Pacific Ecosystems
The Pacific Ocean accounts for one-third of Earth’s surface and half of the world’s ocean area. It has about 25,000 islands, of which about 7,500 are oceanic, being relatively far from a continental shore. The great majority of all Pacific islands were born barren of life; hard, dense, volcanic rock pimples on the sea’s surface. New Zealand is the chief exception. It is among the continental islands of the western Pacific, together with Fiji, the Solomons, and others to the west.
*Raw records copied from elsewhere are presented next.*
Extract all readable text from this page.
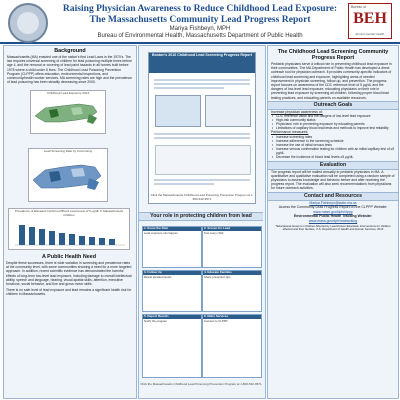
Raising Physician Awareness to Reduce Childhood Lead Exposure:
The Massachusetts Community Lead Progress Report
Mariya Fishbeyn, MPH
Bureau of Environmental Health, Massachusetts Department of Public Health
Bureau of
BEH
Environmental Health
Background

Massachusetts (MA) enacted one of the nation's first Lead Laws in the 1970's. The law requires universal screening of children for lead poisoning multiple times before age 4, and the removal or covering of lead paint hazards in all homes built before 1978 where a child under 6 lives. The Childhood Lead Poisoning Prevention Program (CLPPP) offers education, environmental inspections, and community/health worker services. MA screening rates are high and the prevalence of lead poisoning has been steadily decreasing since 2000.

Childhood Lead Exposure 2013
Lead Screening Rate by Community
Prevalence of Elevated Confirmed Blood Lead levels of 5 µg/dL in Massachusetts Children
A Public Health Need

Despite these successes, there is wide variation in screening and prevalence rates at the community level, with some communities showing a need for a more targeted approach. In addition, recent scientific evidence has demonstrated the harmful effects of long-term low-level lead exposure, including damage to overall intellectual ability, speech and language, hearing, visual-spatial skills, attention, executive functions, social behavior, and fine and gross motor skills.

There is no safe level of lead exposure and lead remains a significant health risk for children in Massachusetts.

Boston's 2016 Childhood Lead Screening Progress Report
Click the Massachusetts Childhood Lead Poisoning Prevention Program at 1-800-532-9571
Your role in protecting children from lead
1. Know the Risk
Lead exposure can happen
2. Screen for Lead
Test every child
3. Follow Up
Retest elevated levels
4. Educate Families
Share prevention tips
5. Report Results
Notify the program
6. Refer Services
Connect to CLPPP
Click the Massachusetts Childhood Lead Poisoning Prevention Program at 1-800-532-9571
The Childhood Lead Screening Community Progress Report

Pediatric physicians serve a critical role in preventing childhood lead exposure in their communities. The MA Department of Public Health has developed a direct outreach tool for physician outreach. It provides community-specific indicators of childhood lead screening and exposure, highlighting areas of needed improvement in physician screening, follow-up, and prevention. The progress report focuses on awareness of the CDC reference level of 5 µg/dL and the dangers of low-level lead exposure, educating physicians on their role in preventing lead exposure by screening all children, following proper blood lead testing practices, and educating parents on available resources.

Outreach Goals
Increase physician awareness of:
• CDC reference value and the dangers of low-level lead exposure
• High-risk community status
• Physicians' role in preventing exposure by educating parents
• Limitations of capillary blood lead tests and methods to improve test reliability
Performance measures:
• Increase screening rates
• Increase adherence to the screening schedule
• Increase the use of initial venous tests
• Increase venous confirmation testing for children with an initial capillary test of ≥5 µg/dL
• Decrease the incidence of blood lead levels ≥5 µg/dL
Evaluation

The progress report will be mailed annually to pediatric physicians in MA. A quantitative and qualitative evaluation will be completed using a random sample of physicians to assess knowledge and behavior before and after receiving the progress report. The evaluation will also seek recommendations from physicians for future outreach activities.

Contact and Resources
Mariya.Fishbeyn@state.ma.us
Access the Community Lead Progress Report on the CLPPP Website:
www.mass.gov/dph/clppp
Environmental Public Health Tracking Website:
www.mass.gov/dph/matracking
*Educational Group for Children Affected by Lead Poison Education Interventions for children affected and their families, U.S. Department of Health and Human Services, 2013
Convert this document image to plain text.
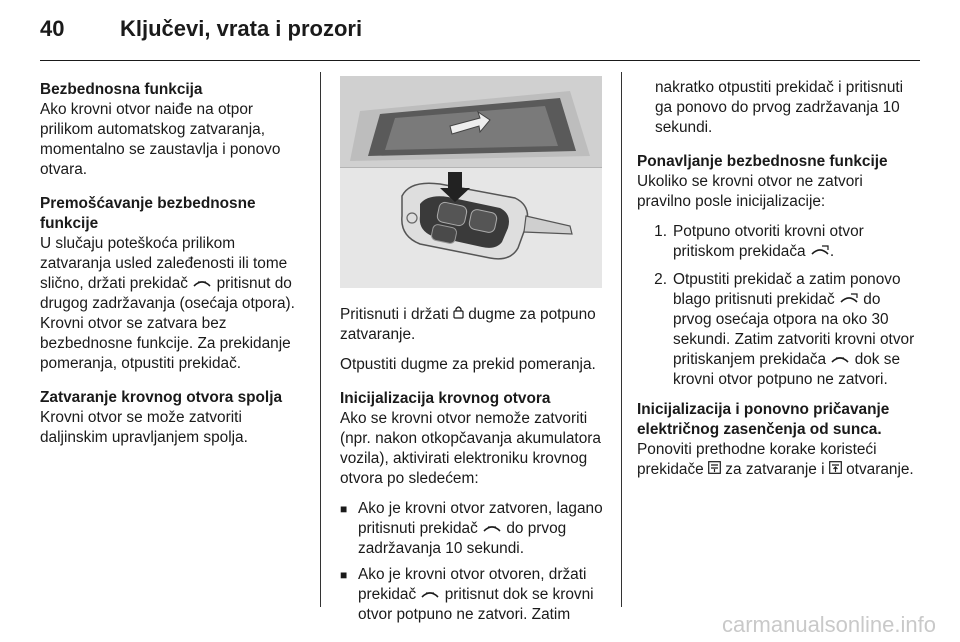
40	Ključevi, vrata i prozori

Bezbednosna funkcija

Ako krovni otvor naiđe na otpor prilikom automatskog zatvaranja, momentalno se zaustavlja i ponovo otvara.

Premošćavanje bezbednosne funkcije

U slučaju poteškoća prilikom zatvaranja usled zaleđenosti ili tome slično, držati prekidač pritisnut do drugog zadržavanja (osećaja otpora). Krovni otvor se zatvara bez bezbednosne funkcije. Za prekidanje pomeranja, otpustiti prekidač.

Zatvaranje krovnog otvora spolja

Krovni otvor se može zatvoriti daljinskim upravljanjem spolja.

Pritisnuti i držati dugme za potpuno zatvaranje.

Otpustiti dugme za prekid pomeranja.

Inicijalizacija krovnog otvora

Ako se krovni otvor nemože zatvoriti (npr. nakon otkopčavanja akumulatora vozila), aktivirati elektroniku krovnog otvora po sledećem:

■ Ako je krovni otvor zatvoren, lagano pritisnuti prekidač do prvog zadržavanja 10 sekundi.
■ Ako je krovni otvor otvoren, držati prekidač pritisnut dok se krovni otvor potpuno ne zatvori. Zatim

nakratko otpustiti prekidač i pritisnuti ga ponovo do prvog zadržavanja 10 sekundi.

Ponavljanje bezbednosne funkcije

Ukoliko se krovni otvor ne zatvori pravilno posle inicijalizacije:

1. Potpuno otvoriti krovni otvor pritiskom prekidača .
2. Otpustiti prekidač a zatim ponovo blago pritisnuti prekidač do prvog osećaja otpora na oko 30 sekundi. Zatim zatvoriti krovni otvor pritiskanjem prekidača dok se krovni otvor potpuno ne zatvori.

Inicijalizacija i ponovno pričavanje električnog zasenčenja od sunca.

Ponoviti prethodne korake koristeći prekidače za zatvaranje i otvaranje.

carmanualsonline.info
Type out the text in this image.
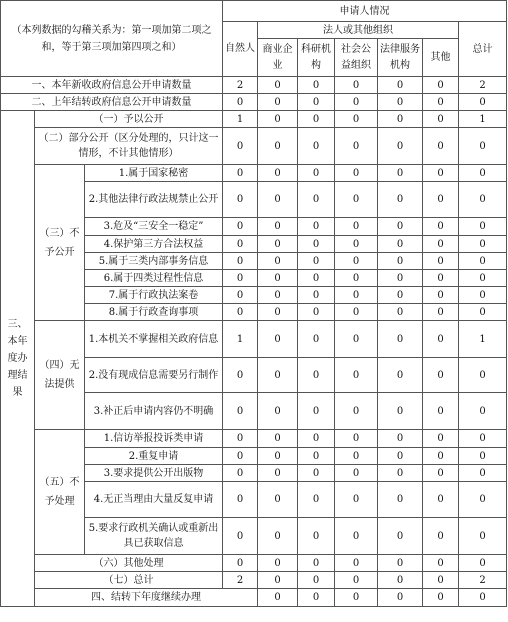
（本列数据的勾稽关系为：第一项加第二项之和，等于第三项加第四项之和）			申请人情况							
			自然人	法人或其他组织					总计	
				商业企业	科研机构	社会公益组织	法律服务机构	其他		
一、本年新收政府信息公开申请数量			2	0	0	0	0	0	2	
二、上年结转政府信息公开申请数量			0	0	0	0	0	0	0	
三、本年度办理结果	（一）予以公开		1	0	0	0	0	0	1	
	（二）部分公开（区分处理的，只计这一情形，不计其他情形）		0	0	0	0	0	0	0	
	（三）不予公开	1.属于国家秘密	0	0	0	0	0	0	0	
		2.其他法律行政法规禁止公开	0	0	0	0	0	0	0	
		3.危及“三安全一稳定”	0	0	0	0	0	0	0	
		4.保护第三方合法权益	0	0	0	0	0	0	0	
		5.属于三类内部事务信息	0	0	0	0	0	0	0	
		6.属于四类过程性信息	0	0	0	0	0	0	0	
		7.属于行政执法案卷	0	0	0	0	0	0	0	
		8.属于行政查询事项	0	0	0	0	0	0	0	
	（四）无法提供	1.本机关不掌握相关政府信息	1	0	0	0	0	0	1	
		2.没有现成信息需要另行制作	0	0	0	0	0	0	0	
		3.补正后申请内容仍不明确	0	0	0	0	0	0	0	
	（五）不予处理	1.信访举报投诉类申请	0	0	0	0	0	0	0	
		2.重复申请	0	0	0	0	0	0	0	
		3.要求提供公开出版物	0	0	0	0	0	0	0	
		4.无正当理由大量反复申请	0	0	0	0	0	0	0	
		5.要求行政机关确认或重新出具已获取信息	0	0	0	0	0	0	0	
	（六）其他处理		0	0	0	0	0	0	0	
	（七）总计		2	0	0	0	0	0	2	
	四、结转下年度继续办理			0	0	0	0	0	0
Life arrived on most other islands by accident or by drift. Some plants arrived by air transport; seeds carried in the digestive tracts of birds account for nearly 40 percent of Hawaii’s early plants. The first invaders were either creatures that could float well enough, in air or water to cross stretches of ocean, or those whose seeds could survive a voyage in some bird’s gut. At times of lower sea level, land bridges linked, or nearly linked, many islands in the far western Pacific, so some species colonized these islands without being notably good floaters or stowaways. In the eastern Pacific (Easter Island, for example) only the best floaters and travelers arrived and survived. Consequently, the western islands have far more species and far greater biodiversity than do the eastern islands of Polynesia. Mammals found it hard to get anywhere in the island Pacific, only bats and rats successfully colonized eat of New Guinea. Almost all species derive from Asia, the early Pacific was an Asian lake, with only a tiny proportion of species from the Americas. As a rule of thumb, the further from Indonesia, the more impoverished the plant and animal life and, in consequence, the less stable and resilient in the face of disturbance. This attenuation is strong for land species, less strong for marine species, and nonexistent for oceanic birds although fairly strong for land birds.
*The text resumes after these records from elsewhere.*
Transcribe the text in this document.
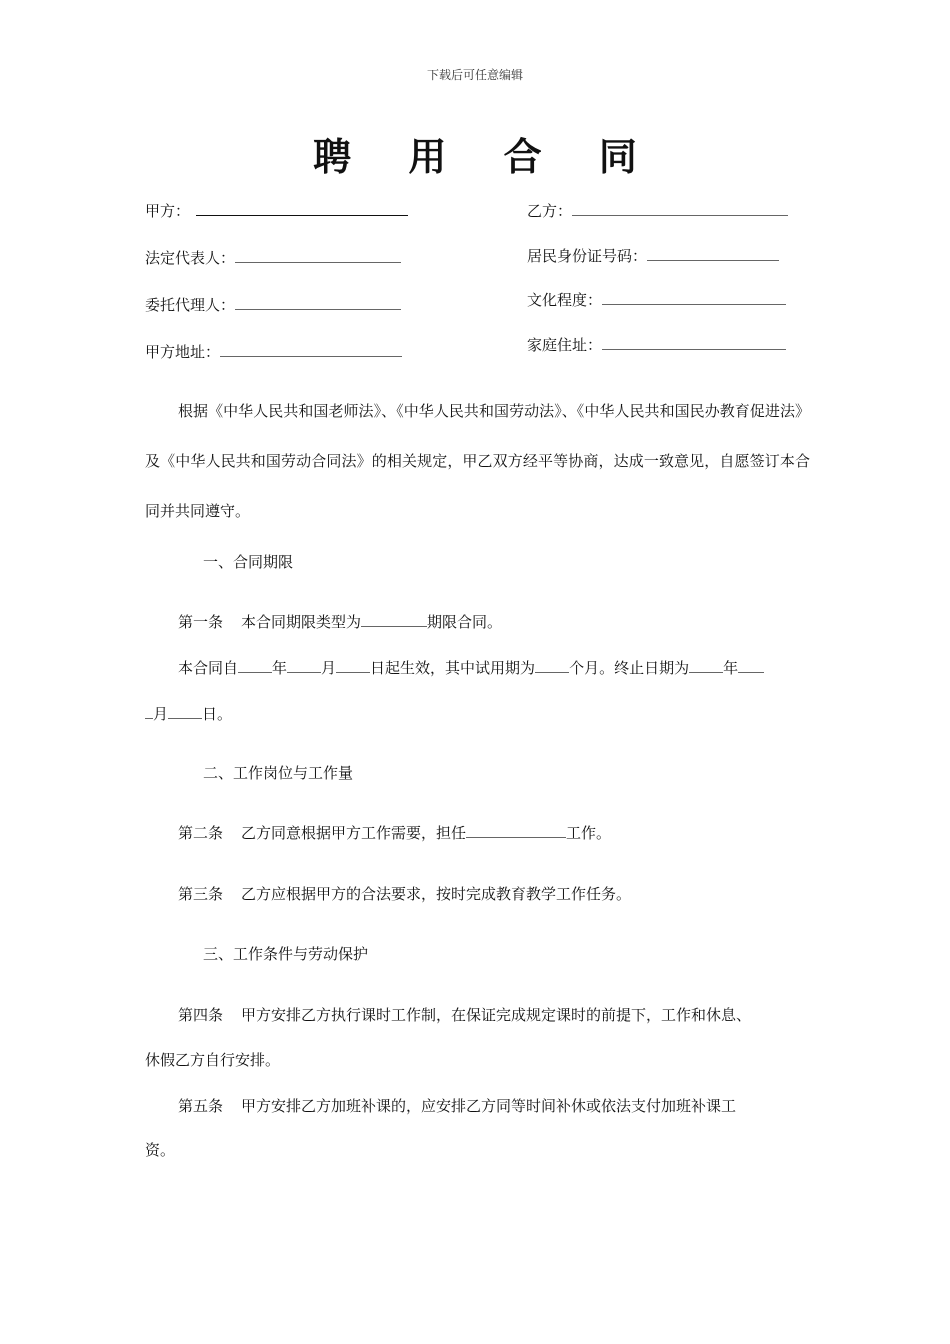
下载后可任意编辑
聘 用 合 同
甲方：
法定代表人：
委托代理人：
甲方地址：
乙方：
居民身份证号码：
文化程度：
家庭住址：
根据《中华人民共和国老师法》、《中华人民共和国劳动法》、《中华人民共和国民办教育促进法》及《中华人民共和国劳动合同法》的相关规定，甲乙双方经平等协商，达成一致意见，自愿签订本合同并共同遵守。
一、合同期限
第一条 本合同期限类型为	期限合同。
本合同自 年 月 日起生效，其中试用期为 个月。终止日期为 年
月 日。
二、工作岗位与工作量
第二条 乙方同意根据甲方工作需要，担任	工作。
第三条 乙方应根据甲方的合法要求，按时完成教育教学工作任务。
三、工作条件与劳动保护
第四条 甲方安排乙方执行课时工作制，在保证完成规定课时的前提下，工作和休息、
休假乙方自行安排。
第五条 甲方安排乙方加班补课的，应安排乙方同等时间补休或依法支付加班补课工
资。
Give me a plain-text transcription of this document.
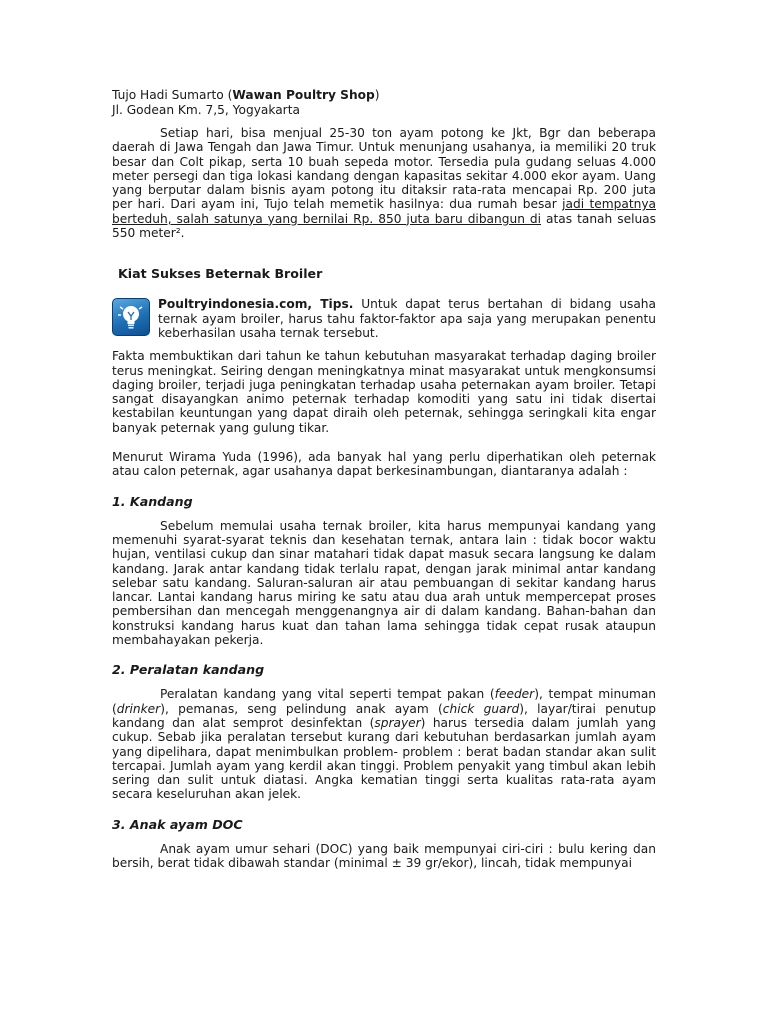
Tujo Hadi Sumarto (Wawan Poultry Shop)
Jl. Godean Km. 7,5, Yogyakarta

Setiap hari, bisa menjual 25-30 ton ayam potong ke Jkt, Bgr dan beberapa daerah di Jawa Tengah dan Jawa Timur. Untuk menunjang usahanya, ia memiliki 20 truk besar dan Colt pikap, serta 10 buah sepeda motor. Tersedia pula gudang seluas 4.000 meter persegi dan tiga lokasi kandang dengan kapasitas sekitar 4.000 ekor ayam. Uang yang berputar dalam bisnis ayam potong itu ditaksir rata-rata mencapai Rp. 200 juta per hari. Dari ayam ini, Tujo telah memetik hasilnya: dua rumah besar jadi tempatnya berteduh, salah satunya yang bernilai Rp. 850 juta baru dibangun di atas tanah seluas 550 meter².

Kiat Sukses Beternak Broiler

Poultryindonesia.com, Tips. Untuk dapat terus bertahan di bidang usaha ternak ayam broiler, harus tahu faktor-faktor apa saja yang merupakan penentu keberhasilan usaha ternak tersebut.

Fakta membuktikan dari tahun ke tahun kebutuhan masyarakat terhadap daging broiler terus meningkat. Seiring dengan meningkatnya minat masyarakat untuk mengkonsumsi daging broiler, terjadi juga peningkatan terhadap usaha peternakan ayam broiler. Tetapi sangat disayangkan animo peternak terhadap komoditi yang satu ini tidak disertai kestabilan keuntungan yang dapat diraih oleh peternak, sehingga seringkali kita engar banyak peternak yang gulung tikar.

Menurut Wirama Yuda (1996), ada banyak hal yang perlu diperhatikan oleh peternak atau calon peternak, agar usahanya dapat berkesinambungan, diantaranya adalah :

1. Kandang

Sebelum memulai usaha ternak broiler, kita harus mempunyai kandang yang memenuhi syarat-syarat teknis dan kesehatan ternak, antara lain : tidak bocor waktu hujan, ventilasi cukup dan sinar matahari tidak dapat masuk secara langsung ke dalam kandang. Jarak antar kandang tidak terlalu rapat, dengan jarak minimal antar kandang selebar satu kandang. Saluran-saluran air atau pembuangan di sekitar kandang harus lancar. Lantai kandang harus miring ke satu atau dua arah untuk mempercepat proses pembersihan dan mencegah menggenangnya air di dalam kandang. Bahan-bahan dan konstruksi kandang harus kuat dan tahan lama sehingga tidak cepat rusak ataupun membahayakan pekerja.

2. Peralatan kandang

Peralatan kandang yang vital seperti tempat pakan (feeder), tempat minuman (drinker), pemanas, seng pelindung anak ayam (chick guard), layar/tirai penutup kandang dan alat semprot desinfektan (sprayer) harus tersedia dalam jumlah yang cukup. Sebab jika peralatan tersebut kurang dari kebutuhan berdasarkan jumlah ayam yang dipelihara, dapat menimbulkan problem- problem : berat badan standar akan sulit tercapai. Jumlah ayam yang kerdil akan tinggi. Problem penyakit yang timbul akan lebih sering dan sulit untuk diatasi. Angka kematian tinggi serta kualitas rata-rata ayam secara keseluruhan akan jelek.

3. Anak ayam DOC

Anak ayam umur sehari (DOC) yang baik mempunyai ciri-ciri : bulu kering dan bersih, berat tidak dibawah standar (minimal ± 39 gr/ekor), lincah, tidak mempunyai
Pacific ecosystems evolved in relative (but differential) isolation from the continental crucibles of biological evolution. This meant opportunities for speciation – the development of new species occupying ecological niches elsewhere – were already filled. The finches described by the naturalist Charles Darwin on the Galapagos Islands – birds that divided into different species, each specialized for a narrow niche – are the classic example. On islands that had no mammals, reptiles and birds took their place. Thus the Galapagos have giant tortoises, and New Zealand once had giant birds that functioned more or less like browsing or grazing mammals. Throughout most of the Pacific, the paucity of grazing animals meant that plants developed no defenses, such as spines, poisonous chemicals, or bitterness. The remote islands had a very high proportion of endemism – that is, of species that existed only there. In the case of Hawaii, as many as 99 percent of the species were endemic. All this led to a certain biological vulnerability among the terrestrial island species, should they ever be obliged to compete for niche space with the winders of the more intense continental competitions for survival. This vulnerability increased toward the east and toward the remote corners of the Pacific along a gradient defined chiefly by the degree of isolation.